Complete reverse osmosis filtration system

Commercial Reverse osmosis water filtration system Case study.

Client needs

The client has an apartment complex located in Westlands area. They receive water from Nairobi water, but most of their water is from a borehole.

Their water contained raised amounts of fluoride and suspended solids, as well as discoloration.

System details

The system has a production capacity of 4000Liters per hour.

The system includes: a sand, carbon filter and cartridge filters.

The raw water is pumped through the filters using a feed pump.

The system has an antiscalant dosing tank to protect the reverse osmosis membrane from scaling.

The system has 2 high pressure vessels containing the reverse osmosis membranes.

The system is controlled using a control panel, which also displays details on the system’s production.

Timeline of installation

Installation of the reverse osmosis system took 4 days.  

Before actual installation period, water from the apartment is taken for analysis. Results from the analysis informed the treatment of the raw water.

Some pipes were laid and the raw water tank was delivered before the other components were delivered. Power cables were also laid to provide the system with electricity.

Plumbing work.

During the four-day period the sand and carbon filters were filled and backwashed to remove any impurities that may have been present in the media.

Plumbing was fitted to connect the components of the whole system.

Filtration process.

Raw water passes through the following stages before the final product is produced:

a) Pre-filtration.

b) Antiscalant dosing.

c) Secondary filtration.

d) Reverse osmosis.

 e) Chlorination.

The water being treated by this reverse osmosis plant is mainly borehole water. The raw water comes directly from the borehole into a 5000L portable tank that is within the RO room. There is a high-level float switch within the raw water tank that serves to facilitate automatic operation of the borehole pump such that the water does not overflow from the tank upon filling up.

Pre-filtration

Before raw water passes through the reverse osmosis machine, it passes through an assembly of filters comprising a sand filter, carbon filter and cartridge filters. The work of the sand filter is to remove suspended solid particles from the raw water. The carbon filter on the other hand removes smell and taste. Both vessels (sand filter vessel and carbon filter vessel) have got automatic control valves. The cartridge filters assembly is meant to remove any finer suspended solid particles present in the raw water which were not removed by the sand filter.

Sand and carbon filter
Sand and carbon filter

Antiscaling dosing

There is an antiscalant dosing point after the sand filter and carbon filter and before the raw water gets to the cartridge filter and the RO membranes. Antiscalant dosing is very important as it delays the reaction between Mg, Ca and bicarbonate hence reducing scaling and clogging of the membranes. The antiscalant dosing tank has got a float switch (liquid level control switch) whose function is to ensure that the reverse osmosis machine operates only when there is antiscalant present in the antiscalant tank, otherwise the feed pump and the high-pressure pump will be disengaged. Hence, the RO machine cannot run on inadequate antiscalant as that would be catastrophic to the membranes. The float switch also ensures that the antiscalant dosing pump does not run dry.

Reverse osmosis.

The RO skid has got two pressure vessels and each pressure vessel carries two membranes. Therefore, in total we have four membranes. Purification of water happens by reverse osmosis whereby the permeate is pushed through the semi-permeable membranes and separated from the concentrate after the water has been subjected to a hydrostatic pressure that is greater than the osmotic pressure. The hydrostatic pressure is provided by the high-pressure pump.

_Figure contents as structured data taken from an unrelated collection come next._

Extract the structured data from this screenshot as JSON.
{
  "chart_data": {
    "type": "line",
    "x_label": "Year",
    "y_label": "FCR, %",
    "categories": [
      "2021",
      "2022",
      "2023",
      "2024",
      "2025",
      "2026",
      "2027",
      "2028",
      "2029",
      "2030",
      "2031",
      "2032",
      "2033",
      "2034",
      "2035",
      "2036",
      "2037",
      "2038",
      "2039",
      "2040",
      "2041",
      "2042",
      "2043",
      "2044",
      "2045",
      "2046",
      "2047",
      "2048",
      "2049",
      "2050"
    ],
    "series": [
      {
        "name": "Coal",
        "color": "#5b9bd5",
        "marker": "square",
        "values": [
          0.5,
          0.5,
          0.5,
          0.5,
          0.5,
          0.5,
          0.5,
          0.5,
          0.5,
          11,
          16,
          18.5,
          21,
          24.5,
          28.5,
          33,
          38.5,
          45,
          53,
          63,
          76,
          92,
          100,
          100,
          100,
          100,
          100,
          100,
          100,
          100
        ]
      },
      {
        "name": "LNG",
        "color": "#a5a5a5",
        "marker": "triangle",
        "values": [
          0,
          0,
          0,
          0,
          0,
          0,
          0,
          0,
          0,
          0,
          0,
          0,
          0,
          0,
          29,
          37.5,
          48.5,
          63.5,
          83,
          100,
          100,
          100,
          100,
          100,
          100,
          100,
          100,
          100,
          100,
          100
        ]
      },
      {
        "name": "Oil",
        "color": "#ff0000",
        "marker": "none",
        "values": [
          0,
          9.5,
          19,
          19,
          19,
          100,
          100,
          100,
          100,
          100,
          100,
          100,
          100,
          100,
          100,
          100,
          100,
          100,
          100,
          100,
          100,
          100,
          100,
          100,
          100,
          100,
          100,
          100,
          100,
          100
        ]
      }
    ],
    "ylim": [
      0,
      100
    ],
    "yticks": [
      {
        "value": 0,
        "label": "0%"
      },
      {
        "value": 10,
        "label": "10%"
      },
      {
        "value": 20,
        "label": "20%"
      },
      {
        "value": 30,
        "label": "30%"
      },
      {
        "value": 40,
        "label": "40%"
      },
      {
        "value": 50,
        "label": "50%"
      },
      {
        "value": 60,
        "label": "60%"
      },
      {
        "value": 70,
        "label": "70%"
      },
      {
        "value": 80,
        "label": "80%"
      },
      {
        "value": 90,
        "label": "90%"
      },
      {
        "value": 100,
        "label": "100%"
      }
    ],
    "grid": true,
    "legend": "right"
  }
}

Complete reverse osmosis system

The most important parameters on the reverse osmosis skids are the RO inlet pressure, RO outlet pressure and the permeate flowrate. These are indicated on gauges and flowmeters provided on the skid. Permeate flowrate (in cubic meters per hour or simply CMH) dictates the yield or production of the plant.

The concentrate is the unwanted residue and it passes through a separate pipeline to the drainage system of the facility. The permeate on the other hand goes into an underground reservoir via a one-inch pipe. The permeate is the purified water or the wanted product. Within the underground storage tank, there is a high-level float switch whose function is to automatically switch off the RO machine upon filling up of the tank.

Chlorination.

It is on the permeate line that we have a chlorination point. This is where chlorine is dosed by a chlorine dosing pump into the permeate/pure water before it pours into the underground storage tank. The chlorine dosing tank has got a low-level float-switch which is meant to cut off power supply to the chlorine dosing pump to prevent it from running dry.

Training

After we installed the system we trained the care taker on how to monitor and take care of the system. We also provided a one year warranty on the system.